Asia Express - Mobile Communications
3G/4G Development in China February 28 - March 6
March 04, 2011

- At a news conference held in Beijing on March 4, China Mobile announced that the company plans to speed up the deployment of its mobile networks based on 4G technology, the China Daily News reported on March 4, citing chairman of China Mobile, Wang Jianzhou. Wang stated that Japanese Softbank Telecom will deploy the first commercial network based on TD-LTE (Time Division-Long Term Evolution) technology in Japan by year-end 2011. China Mobile has been developing networks based on such technology since late 2007 and is projected to complete the large-scale network demonstration based on TD-LTE by mid-2012, according to China's MIIT (Ministry of Industry and Information Technology). At year-end 2010, China Mobile began to conduct large-scale tests on its TD-LTE demonstration networks located in six major cities, including Shanghai, Hangzhou, Nanjing, Guangzhou, Shenzhen, and Xiaman. Wang said at the news conference there are a total of seven cities conducting tests so far but Wang did not revel the name of the additional city, according to the same source. Meanwhile, Wang also revealed that Apple mulls developing an iPhone based on TD-LTE technology, Reuters reported. Further details, however, were not yet disclosed.

 
- China Unicom revealed the company's own-developed operating system, dubbed Wophone, on February 28, according to the Wall Street Journal. ZTE, Huawei, TCL, Samsung, Motorola, and HTC are projected to separately launch mobile phones based on such new OS later.
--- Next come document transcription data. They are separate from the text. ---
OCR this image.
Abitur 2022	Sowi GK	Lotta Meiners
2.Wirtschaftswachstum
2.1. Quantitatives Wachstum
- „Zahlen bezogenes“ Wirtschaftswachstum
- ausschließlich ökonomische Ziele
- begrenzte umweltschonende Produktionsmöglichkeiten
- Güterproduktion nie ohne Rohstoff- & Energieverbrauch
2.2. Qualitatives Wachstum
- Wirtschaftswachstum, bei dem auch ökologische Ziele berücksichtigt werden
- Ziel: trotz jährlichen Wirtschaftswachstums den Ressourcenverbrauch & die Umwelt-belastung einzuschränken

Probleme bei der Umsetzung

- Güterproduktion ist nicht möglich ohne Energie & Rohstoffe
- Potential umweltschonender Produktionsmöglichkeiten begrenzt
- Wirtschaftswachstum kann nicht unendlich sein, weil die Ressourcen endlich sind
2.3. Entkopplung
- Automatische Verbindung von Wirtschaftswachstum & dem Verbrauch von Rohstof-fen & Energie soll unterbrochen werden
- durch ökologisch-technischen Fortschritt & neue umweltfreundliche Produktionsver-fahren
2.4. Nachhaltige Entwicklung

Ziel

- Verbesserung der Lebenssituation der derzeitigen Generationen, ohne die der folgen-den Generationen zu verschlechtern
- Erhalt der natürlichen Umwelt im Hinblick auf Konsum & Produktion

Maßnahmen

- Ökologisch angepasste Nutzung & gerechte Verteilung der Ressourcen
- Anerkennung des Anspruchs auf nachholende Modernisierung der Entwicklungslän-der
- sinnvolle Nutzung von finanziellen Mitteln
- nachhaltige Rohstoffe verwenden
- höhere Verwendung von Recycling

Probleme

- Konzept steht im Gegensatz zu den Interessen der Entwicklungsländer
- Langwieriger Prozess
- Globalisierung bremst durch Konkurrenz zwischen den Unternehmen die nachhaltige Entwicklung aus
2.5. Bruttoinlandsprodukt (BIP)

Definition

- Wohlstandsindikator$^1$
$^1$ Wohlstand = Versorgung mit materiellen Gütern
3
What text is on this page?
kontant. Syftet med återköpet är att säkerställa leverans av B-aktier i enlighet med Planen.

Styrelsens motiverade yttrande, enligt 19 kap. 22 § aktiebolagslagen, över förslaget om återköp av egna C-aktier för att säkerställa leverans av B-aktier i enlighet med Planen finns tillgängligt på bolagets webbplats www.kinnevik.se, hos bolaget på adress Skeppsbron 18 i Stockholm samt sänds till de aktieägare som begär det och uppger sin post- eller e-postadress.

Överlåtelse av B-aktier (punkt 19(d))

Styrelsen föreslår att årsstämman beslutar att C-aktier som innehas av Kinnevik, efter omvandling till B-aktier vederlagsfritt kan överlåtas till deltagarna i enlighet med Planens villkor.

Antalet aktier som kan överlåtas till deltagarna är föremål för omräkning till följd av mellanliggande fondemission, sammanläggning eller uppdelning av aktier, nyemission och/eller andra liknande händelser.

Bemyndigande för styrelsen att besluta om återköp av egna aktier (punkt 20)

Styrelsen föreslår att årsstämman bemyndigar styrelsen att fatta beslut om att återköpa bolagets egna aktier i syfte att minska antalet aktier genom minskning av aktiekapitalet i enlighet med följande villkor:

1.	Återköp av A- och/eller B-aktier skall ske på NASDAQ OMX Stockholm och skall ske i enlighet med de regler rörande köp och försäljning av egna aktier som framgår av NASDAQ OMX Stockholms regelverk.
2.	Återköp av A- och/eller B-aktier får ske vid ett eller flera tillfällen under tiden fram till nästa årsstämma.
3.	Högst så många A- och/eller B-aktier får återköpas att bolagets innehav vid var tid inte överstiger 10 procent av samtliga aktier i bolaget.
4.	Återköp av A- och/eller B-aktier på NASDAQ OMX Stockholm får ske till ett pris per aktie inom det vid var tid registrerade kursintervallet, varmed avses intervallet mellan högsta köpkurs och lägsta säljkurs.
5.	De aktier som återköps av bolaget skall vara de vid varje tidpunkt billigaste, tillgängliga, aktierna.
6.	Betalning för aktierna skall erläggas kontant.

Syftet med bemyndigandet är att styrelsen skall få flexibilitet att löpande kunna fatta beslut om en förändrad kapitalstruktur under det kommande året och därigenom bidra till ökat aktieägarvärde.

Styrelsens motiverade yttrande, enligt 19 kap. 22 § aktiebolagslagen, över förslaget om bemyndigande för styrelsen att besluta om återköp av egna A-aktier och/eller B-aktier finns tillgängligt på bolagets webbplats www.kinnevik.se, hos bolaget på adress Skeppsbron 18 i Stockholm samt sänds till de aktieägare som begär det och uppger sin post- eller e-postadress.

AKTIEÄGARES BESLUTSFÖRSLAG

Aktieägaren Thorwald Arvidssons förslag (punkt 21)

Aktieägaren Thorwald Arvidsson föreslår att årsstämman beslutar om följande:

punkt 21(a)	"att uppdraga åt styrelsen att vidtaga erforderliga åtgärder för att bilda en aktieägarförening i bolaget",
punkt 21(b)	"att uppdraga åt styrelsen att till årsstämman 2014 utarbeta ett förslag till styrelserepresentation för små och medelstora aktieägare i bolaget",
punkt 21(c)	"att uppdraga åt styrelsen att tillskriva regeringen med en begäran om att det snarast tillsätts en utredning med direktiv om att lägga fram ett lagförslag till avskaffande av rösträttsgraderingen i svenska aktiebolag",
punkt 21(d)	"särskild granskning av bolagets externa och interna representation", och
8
Wophone OS is developed based on Linux-based platform instead of on Android like China Mobile's Ophone and is for use in Smartphones and tablet devices, according to the same source. China Unicom stated that Wophone OS is able to help mobile phone developers shorten product development cycles and will have its own application store, with an aim to persuade its 150 million 2G users to convert to its 3G network. In related news, Nokia's Ovi store currently shoulders the largest market share in China, followed by China Mobile's application store, the Android Marketplace, the Windows Marketplace, and Apple's iTune.